No Silver Lining Forecast For Traders During Olympics08.03.2012
It appears that some investors, and even their algorithms, are putting their feet up to watch the Olympic Games—as the usual equity summer trading lull in Europe looks to be more pronounced than usual.
Despite the eurozone crisis flaring up once more, and slowing economies hampering many of the world’s leading nations, including China and the U.S.—who both, incidentally, head the medals table at the London Olympics—it seems that traders are enjoying the ‘Greatest Show on Earth’ a little bit too much.
Trading floors across London are quiet, as many appear to have headed off to watch the beach volleyball, or have been caught up in traffic caused by the two-week sporting spectacle.
“With the games of the thirtieth Olympiad now in full swing in London, an odd stillness appears to have descended on financial markets,” said Chris Beauchamp, a market analyst at IG Index, a financial spread betting firm.
The London Stock Exchange is reporting that volumes are lower than this time last year, although the FTSE 100, London’s leading shares index, has risen ever so slightly since the Games kicked off last weekend.
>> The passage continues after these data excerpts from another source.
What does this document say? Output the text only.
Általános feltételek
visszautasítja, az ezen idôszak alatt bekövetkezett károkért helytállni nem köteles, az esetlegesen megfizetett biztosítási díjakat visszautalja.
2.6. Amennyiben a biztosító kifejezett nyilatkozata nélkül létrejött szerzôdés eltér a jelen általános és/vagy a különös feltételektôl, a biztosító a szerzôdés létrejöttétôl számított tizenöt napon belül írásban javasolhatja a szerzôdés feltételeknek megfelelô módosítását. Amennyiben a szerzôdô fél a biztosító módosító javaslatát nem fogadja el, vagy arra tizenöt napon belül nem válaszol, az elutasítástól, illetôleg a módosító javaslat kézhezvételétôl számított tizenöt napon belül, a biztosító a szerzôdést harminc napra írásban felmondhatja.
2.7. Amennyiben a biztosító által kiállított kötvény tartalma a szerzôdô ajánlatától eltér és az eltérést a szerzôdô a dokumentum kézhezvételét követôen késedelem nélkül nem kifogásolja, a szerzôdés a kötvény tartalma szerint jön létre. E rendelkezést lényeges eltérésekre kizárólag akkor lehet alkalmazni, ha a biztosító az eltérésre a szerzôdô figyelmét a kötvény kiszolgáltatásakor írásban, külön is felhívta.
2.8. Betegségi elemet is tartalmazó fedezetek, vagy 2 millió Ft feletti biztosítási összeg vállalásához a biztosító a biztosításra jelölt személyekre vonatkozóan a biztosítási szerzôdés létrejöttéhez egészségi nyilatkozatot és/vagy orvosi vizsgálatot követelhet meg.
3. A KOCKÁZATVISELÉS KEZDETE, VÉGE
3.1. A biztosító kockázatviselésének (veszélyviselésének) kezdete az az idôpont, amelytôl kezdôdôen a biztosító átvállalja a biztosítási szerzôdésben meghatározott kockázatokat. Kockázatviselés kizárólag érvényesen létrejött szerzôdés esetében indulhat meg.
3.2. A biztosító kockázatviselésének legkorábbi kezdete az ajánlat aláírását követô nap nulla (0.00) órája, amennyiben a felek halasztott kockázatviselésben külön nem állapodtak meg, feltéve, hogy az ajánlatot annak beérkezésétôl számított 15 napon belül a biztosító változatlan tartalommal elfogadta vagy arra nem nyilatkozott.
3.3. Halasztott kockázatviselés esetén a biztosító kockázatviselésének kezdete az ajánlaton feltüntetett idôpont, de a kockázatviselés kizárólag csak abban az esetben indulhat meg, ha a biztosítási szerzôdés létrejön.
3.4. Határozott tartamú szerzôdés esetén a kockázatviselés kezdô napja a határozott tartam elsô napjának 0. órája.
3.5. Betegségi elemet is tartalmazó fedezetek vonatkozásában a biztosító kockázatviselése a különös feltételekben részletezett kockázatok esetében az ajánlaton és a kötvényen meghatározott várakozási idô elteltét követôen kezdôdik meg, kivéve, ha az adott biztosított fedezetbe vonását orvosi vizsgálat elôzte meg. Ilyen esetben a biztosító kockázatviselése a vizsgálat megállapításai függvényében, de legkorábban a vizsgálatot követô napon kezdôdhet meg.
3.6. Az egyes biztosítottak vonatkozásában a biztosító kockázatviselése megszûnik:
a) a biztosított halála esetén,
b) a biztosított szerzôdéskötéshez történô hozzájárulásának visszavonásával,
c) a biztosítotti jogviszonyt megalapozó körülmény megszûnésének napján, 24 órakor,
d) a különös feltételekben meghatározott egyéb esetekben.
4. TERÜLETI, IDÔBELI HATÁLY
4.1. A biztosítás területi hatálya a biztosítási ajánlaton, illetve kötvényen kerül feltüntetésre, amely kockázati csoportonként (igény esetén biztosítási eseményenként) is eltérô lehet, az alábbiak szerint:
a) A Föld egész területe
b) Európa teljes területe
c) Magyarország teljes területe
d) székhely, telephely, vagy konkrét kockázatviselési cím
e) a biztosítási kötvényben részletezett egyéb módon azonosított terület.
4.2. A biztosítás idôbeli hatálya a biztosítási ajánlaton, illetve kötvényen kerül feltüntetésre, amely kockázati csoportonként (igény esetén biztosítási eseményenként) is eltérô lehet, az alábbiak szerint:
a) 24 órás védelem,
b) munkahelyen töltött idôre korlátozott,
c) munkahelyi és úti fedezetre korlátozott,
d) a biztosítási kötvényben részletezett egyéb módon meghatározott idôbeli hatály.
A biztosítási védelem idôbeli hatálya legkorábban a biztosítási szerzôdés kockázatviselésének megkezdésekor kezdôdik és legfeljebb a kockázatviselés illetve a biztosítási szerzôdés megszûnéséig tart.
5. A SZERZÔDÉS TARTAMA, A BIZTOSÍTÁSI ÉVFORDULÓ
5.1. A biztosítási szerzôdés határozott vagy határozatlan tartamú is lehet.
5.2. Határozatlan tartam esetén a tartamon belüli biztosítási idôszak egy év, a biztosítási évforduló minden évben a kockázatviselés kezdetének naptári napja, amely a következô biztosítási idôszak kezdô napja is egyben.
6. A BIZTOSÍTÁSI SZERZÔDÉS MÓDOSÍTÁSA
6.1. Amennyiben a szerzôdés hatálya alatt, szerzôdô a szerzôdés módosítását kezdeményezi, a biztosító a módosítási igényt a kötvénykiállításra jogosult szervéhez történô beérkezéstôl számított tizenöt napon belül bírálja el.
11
It appears, though, that political utterances from the likes of European Central Bank head Mario Draghi may count for more during Olympic fortnight, especially in the bond markets.
“The macro situation is quite negative in Europe and all over the world,” Yannick Naud, portfolio manager at Glendevon King Asset Management, a fixed income boutique based in London, told Markets Media.
“But I have not witnessed, in our market, a sudden drop of activity linked to the Olympic Games. If anything, the European Football Championships [in June] had a more dramatic impact on volume and liquidity, but we have to keep in mind that Mario Draghi did his best to keep every market participant on their toes with his comment last week to ‘to do whatever it takes’ to save the euro—the currency this time—and later underwhelming the market during yesterday’s press conference.”
Meanwhile, a recent note entitled ‘Is your algo watching the Olympics?’ issued by Charles Charles-Albert Lehalle, global head of quantitative research at equity brokerage CA Cheuvreux, has examined what the London Olympics could mean for trading volumes and how traders can try to eradicate negative performance. Order rhythms of investors, the research found, were affected by the last Olympics in Beijing four years ago.
“It is logical to assume that volumes will be impacted in some way during the 2012 Olympic Games,” said Lehalle. He predicts human orders to decrease and electronic trading through algos to increase—if, that is, your algo is ready for the Olympics. However, Lehalle does point out that markets cannot be predicted—the research attempts to “deduce some stylized facts from typical days during which less trading activity occurred” in 2008—and macroeconomic and stock-specific news could influence events far more than the Games.